We have endorsed the definition of persecution as “threats to life, confinement,
torture, and economic restrictions so severe that they constitute a threat to life or
freedom.” Fatin v. INS,
12 F.3d 1233, 1240 (3d Cir. 1993). “[O]rdinary criminal activity
does not rise to the level of persecution necessary to establish eligibility for asylum.”
Abdille v. Ashcroft,
242 F.3d 477, 494 (3d Cir. 2001). Although Pranata encountered
some unfortunate incidents in his youth, those incidents were not of the severity necessary
to prove persecution. See Lie v. Ashcroft,
396 F.3d 530, 536 (3d Cir. 2005) (noting that
random acts of robbery and assault resulting in minor injuries cannot be characterized as
acts of persecution). Nor did Pranata show that these incidents were the result of
governmental action. See
id. at 537. Additionally, Pranata failed to tie many aspects of
these incidents to individualized persecution based on ethnicity or religion. Thus, we do
not find that the evidence presented by Pranata is “so compelling that no reasonable fact
3
finder could fail to find the requisite fear of persecution.” INS v. Elias-Zacarias,
502 U.S.
478, 483-84 (1992).
The BIA’s conclusion that Pranata failed to prove a well-founded fear of future
persecution is also supported by substantial evidence. See Gomez-Zuluaga v. Att’y Gen.,
527 F.3d 330, 345 (3d Cir. 2008) (discussing future persecution standard). As the IJ
noted, Pranata had family members who remained in Indonesia unharmed since his
departure. We have held that “when family members remain in petitioner’s native
country without meeting harm, and there is no individualized showing that petitioner
would be singled out for persecution, the reasonableness of a petitioner’s well-founded
fear of future persecution is diminished.”

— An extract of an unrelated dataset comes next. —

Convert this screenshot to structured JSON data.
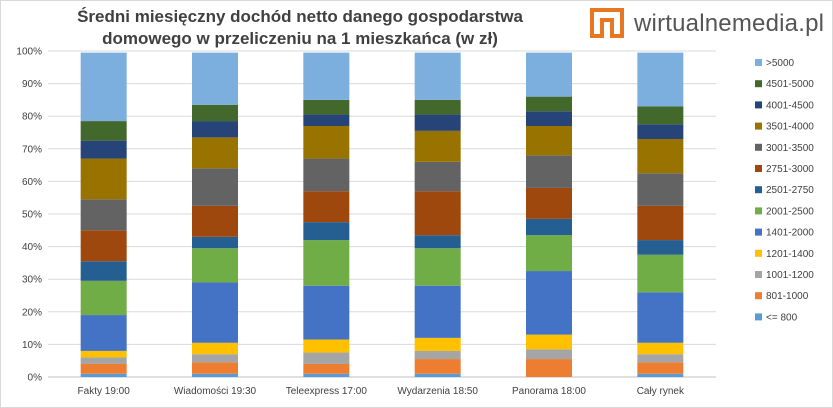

Lie, 396 F.3d at 537. Pranata also submitted
multiple periodical articles, and the 2004 Country Report for Indonesia issued by the State
Department to bolster his claim of well-founded fear of future persecution. While the
report contains accounts of anti-Chinese and anti-Christian sentiment in Indonesia, such
racism and discrimination do not appear to rise to the level of systematic and pervasive
persecution. See Chen v. Ashcroft,
381 F.3d 221, 233 (3d Cir. 2004).
Because Pranata failed to make out an asylum claim, he necessarily failed to
satisfy the more stringent standard for withholding of removal. See Lukwago v. Ashcroft,
329 F.3d 157, 182 (3d Cir. 2003). Furthermore, Pranata’s application for relief under
CAT was also justifiably denied. Pranata failed to show that it is more likely than not that
he would be tortured by the Indonesian government or that the government would
4
acquiesce in any torture. See 8 C.F.R. § 208.16(c)(2); Silva-Rengifo v. Att’y Gen.,
473
F.3d 58, 65 (3d Cir. 2005).
For the above-stated reasons, we will deny the petition for review.